On the other hand, according to the method for mask-printing a resist material mixed with spacers onto a substrate using a screen plate so as to fix the spacers at predetermined positions, it is difficult to print the resist at a minute pitch.
Alternatively, in the case of keeping a cell gap only by a resist without being mixed with spacers, the resist is required to be provided up to the same height as that of the cell gap. Thus, the volume of the resist contained in a liquid crystal panel becomes larger, compared with the case where a resist material is mixed with spacers. Some resin material and resist material are unlikely to discharge all the air adsorbed thereto or contained therein. Therefore, in the case where liquid crystal is injected into a liquid crystal panel containing a large amount of resist by a vacuum injection method, the deaeration time of the liquid crystal panel becomes long depending upon the kind of material.

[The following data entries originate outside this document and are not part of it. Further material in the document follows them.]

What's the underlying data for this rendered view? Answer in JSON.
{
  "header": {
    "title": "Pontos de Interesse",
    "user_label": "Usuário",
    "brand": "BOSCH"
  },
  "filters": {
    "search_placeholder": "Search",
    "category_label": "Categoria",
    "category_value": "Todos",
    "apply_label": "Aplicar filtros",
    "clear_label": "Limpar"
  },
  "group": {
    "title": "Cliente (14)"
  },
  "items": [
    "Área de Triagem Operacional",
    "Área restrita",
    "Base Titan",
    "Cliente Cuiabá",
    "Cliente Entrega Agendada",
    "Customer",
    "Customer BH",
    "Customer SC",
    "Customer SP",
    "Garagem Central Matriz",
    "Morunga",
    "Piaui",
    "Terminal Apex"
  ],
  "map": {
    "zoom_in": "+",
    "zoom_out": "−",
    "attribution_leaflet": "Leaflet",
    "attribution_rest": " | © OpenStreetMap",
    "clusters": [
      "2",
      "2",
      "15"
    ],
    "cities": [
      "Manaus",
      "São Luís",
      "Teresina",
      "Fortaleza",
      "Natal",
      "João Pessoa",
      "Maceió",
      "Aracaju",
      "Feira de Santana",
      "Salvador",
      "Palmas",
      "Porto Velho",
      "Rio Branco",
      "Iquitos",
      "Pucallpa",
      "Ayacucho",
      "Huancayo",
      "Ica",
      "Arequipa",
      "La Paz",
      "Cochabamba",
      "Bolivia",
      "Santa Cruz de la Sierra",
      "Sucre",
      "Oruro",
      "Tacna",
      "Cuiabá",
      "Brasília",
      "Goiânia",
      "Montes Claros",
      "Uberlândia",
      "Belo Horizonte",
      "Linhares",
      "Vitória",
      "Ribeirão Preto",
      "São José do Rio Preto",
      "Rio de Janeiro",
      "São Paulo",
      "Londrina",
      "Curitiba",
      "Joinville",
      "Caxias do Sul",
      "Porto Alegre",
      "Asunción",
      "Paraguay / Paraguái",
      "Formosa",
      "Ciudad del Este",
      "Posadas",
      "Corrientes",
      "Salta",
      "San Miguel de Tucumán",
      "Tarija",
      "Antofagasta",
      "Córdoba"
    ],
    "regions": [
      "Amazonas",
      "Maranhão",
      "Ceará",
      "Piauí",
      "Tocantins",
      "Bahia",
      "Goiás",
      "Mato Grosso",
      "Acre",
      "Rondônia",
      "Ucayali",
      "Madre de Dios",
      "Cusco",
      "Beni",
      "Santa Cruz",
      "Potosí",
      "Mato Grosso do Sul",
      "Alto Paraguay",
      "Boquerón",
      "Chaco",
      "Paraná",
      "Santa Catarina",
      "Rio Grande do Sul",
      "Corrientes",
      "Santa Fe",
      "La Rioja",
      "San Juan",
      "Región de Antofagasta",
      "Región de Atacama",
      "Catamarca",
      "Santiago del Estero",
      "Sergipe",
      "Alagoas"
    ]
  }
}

Furthermore, according to the method for coating and patterning black resin, dispersing spacers in a dry state, and further coating and patterning a resist to fix spacers at predetermined positions, the number of steps is large.
According to the above-mentioned prior art, a method for fixing spacers at predetermined positions in display pixels by a resist is disclosed. However, in the case where a plurality of spacers are provided in one display pixel, the following problem arises.
In the case where liquid crystal molecules are axially symmetrically aligned, axially symmetrical alignment is likely to be formed with respect to an uneven portion of a substrate. Therefore, the liquid crystal molecules are likely to be axially symmetrically aligned with respect to the positions at which spacers are provided. In the case where a plurality of spacers are present in one display pixel, a plurality of centers for axial symmetry are generated in one display pixel.
When the liquid crystal molecules are axially symmetrically aligned, a rising direction of the liquid crystal molecules around the center for axial symmetry changes by 360.degree.. Therefore, in the case where one center for axial symmetry is present in a display pixel, viewing angles seen in each slanting direction compensate for each other, whereby wide viewing angle characteristics can be obtained. However, in the case where a plurality of centers for axial symmetry are generated caused by spacers present irregularly in one display pixel, an apparent refractive index seen in each direction is not rendered sufficiently uniform. Therefore, roughness is observed in a slanting direction, and a display quality is decreased.
In the case where spacers are not present at central portions of display pixels, the effect of compensating for viewing angle is decreased. Therefore, roughness is observed in a slanting direction, and the display quality is decreased.